The nitrate of bismuth, mixed with solution of tin and tartar, has been employed as a mordant for dyeing lilac and violet in calico printing.
BISTRE. (Bistre, Fr. bister, Germ.) A brown colour which is used in water colours, in the same way as China ink. It is prepared from wood-soot, that of beech being preferred. The most compact and best burned parcels of soot are collected from the chimney, pulverised, and passed through a silk sieve. This powder is infused in pure water, and stirred frequently with a glass ruler, then allowed to settle when the water is decanted. If the salts are not all washed away, the process may be repeated with warm water. The paste is now to be poured into a long narrow vessel filled with water, stirred well, and left to settle for a few minutes, in order to let the grosser parts subside.

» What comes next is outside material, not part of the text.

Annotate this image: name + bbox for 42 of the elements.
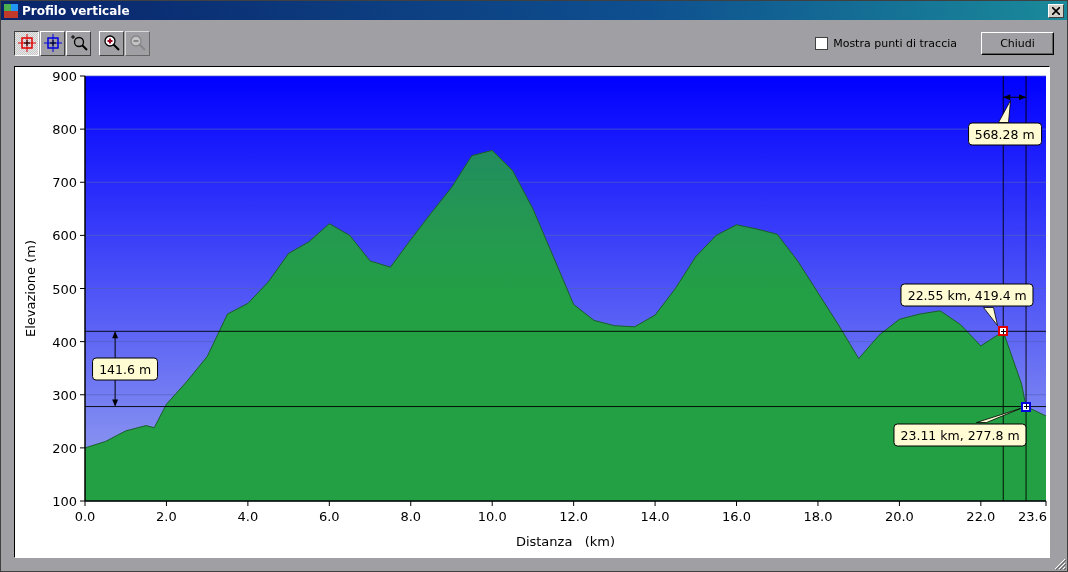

The supernatant part is then to be poured off into a similar vessel. This process may be repeated twice or thrice, to obtain a very good bistre. At last the settled deposit is sufficiently fine, and, when freed from its supernatant water, it is mixed with gum-water, moulded into proper cakes, and dried. It is not used in oil painting, but has the same effect in water-colours as brown pink has in oil.